To answer the original question that has sparked this long debate. No, it has not been released to the public. It will be out in the fall. You can bet that we will let you know about it. Please check back to AppleVis for more information about it. Sadly, we don't have any more information to reveal other than what we have already posted in our blogs. So give them a read.

Submitted by Michael Hansen on Thursday, June 5, 2014

Member of the AppleVis Editorial Team

Hello Vash,

We will not be contacting Apple Accessibility, or any other department at Apple, regarding allowing beta software discussions on the AppleVis website. We have no reason to believe that the NDA applies to users of VoiceOver any differently than to sighted users...and we have no intention of pursuing a special exception on the basis of, well, I don't even know what one could logically base it on.

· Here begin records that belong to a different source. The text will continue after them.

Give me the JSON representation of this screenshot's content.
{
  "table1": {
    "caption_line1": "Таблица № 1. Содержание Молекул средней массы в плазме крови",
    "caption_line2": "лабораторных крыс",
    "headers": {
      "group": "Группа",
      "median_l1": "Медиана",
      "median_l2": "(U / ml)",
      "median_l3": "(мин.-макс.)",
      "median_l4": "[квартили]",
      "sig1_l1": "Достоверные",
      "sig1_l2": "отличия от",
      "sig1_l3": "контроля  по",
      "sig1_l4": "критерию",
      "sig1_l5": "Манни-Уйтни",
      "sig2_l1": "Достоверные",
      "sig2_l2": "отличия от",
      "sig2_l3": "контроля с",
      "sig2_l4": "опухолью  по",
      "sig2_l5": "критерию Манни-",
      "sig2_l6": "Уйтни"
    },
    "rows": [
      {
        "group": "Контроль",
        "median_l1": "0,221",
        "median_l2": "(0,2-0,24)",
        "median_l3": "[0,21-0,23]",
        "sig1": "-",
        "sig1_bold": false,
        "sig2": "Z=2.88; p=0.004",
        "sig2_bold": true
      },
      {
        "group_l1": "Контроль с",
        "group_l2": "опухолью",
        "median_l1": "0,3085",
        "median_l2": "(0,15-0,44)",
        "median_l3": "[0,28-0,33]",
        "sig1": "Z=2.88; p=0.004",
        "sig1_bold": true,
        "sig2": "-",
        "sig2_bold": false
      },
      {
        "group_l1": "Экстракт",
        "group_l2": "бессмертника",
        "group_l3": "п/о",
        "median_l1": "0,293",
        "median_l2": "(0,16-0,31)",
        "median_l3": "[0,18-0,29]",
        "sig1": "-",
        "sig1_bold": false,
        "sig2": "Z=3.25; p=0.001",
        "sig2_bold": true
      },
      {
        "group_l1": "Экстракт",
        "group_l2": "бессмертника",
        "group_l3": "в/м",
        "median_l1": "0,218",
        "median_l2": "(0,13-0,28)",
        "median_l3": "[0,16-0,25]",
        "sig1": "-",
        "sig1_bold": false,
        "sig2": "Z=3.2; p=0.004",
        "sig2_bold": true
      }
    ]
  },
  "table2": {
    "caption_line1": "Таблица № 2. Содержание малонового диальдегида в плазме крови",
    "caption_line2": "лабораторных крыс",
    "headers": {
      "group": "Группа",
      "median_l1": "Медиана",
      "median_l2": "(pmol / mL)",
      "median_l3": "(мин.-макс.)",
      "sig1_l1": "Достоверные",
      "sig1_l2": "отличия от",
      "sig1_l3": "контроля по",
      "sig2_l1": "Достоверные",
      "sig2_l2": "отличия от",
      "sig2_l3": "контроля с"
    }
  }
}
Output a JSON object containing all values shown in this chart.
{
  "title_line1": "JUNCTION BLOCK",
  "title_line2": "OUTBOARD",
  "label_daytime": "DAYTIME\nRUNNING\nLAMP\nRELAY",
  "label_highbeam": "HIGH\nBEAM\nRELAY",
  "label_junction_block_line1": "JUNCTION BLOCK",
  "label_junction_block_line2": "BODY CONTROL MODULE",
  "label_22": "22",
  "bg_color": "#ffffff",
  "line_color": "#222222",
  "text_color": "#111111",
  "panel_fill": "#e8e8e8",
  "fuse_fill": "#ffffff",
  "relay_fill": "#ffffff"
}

The bottom line is that, until Apple makes software public or no longer requires an NDA, discussions of beta software will not be allowed on AppleVis. If you wish to discuss beta software, please go elsewhere. Lastly, individual users contacting Apple for an "NDA exception" *will not* change our position whatsoever. Such contact with Apple would be far better spent asking them to create an accessibility discussion area on their private beta forum.

Submitted by AppleVis on Thursday, June 5, 2014

Member of the AppleVis Editorial Team

We’re closing this topic on the grounds that this discussion has been had numerous times in the past.

Although it is both inevitable and necessary that it resurfaces at the start of every Apple beta cycle, there comes a point in the discussion where competing positions have said all that can be said and keeping the discussion alive beyond this serves no positive purpose.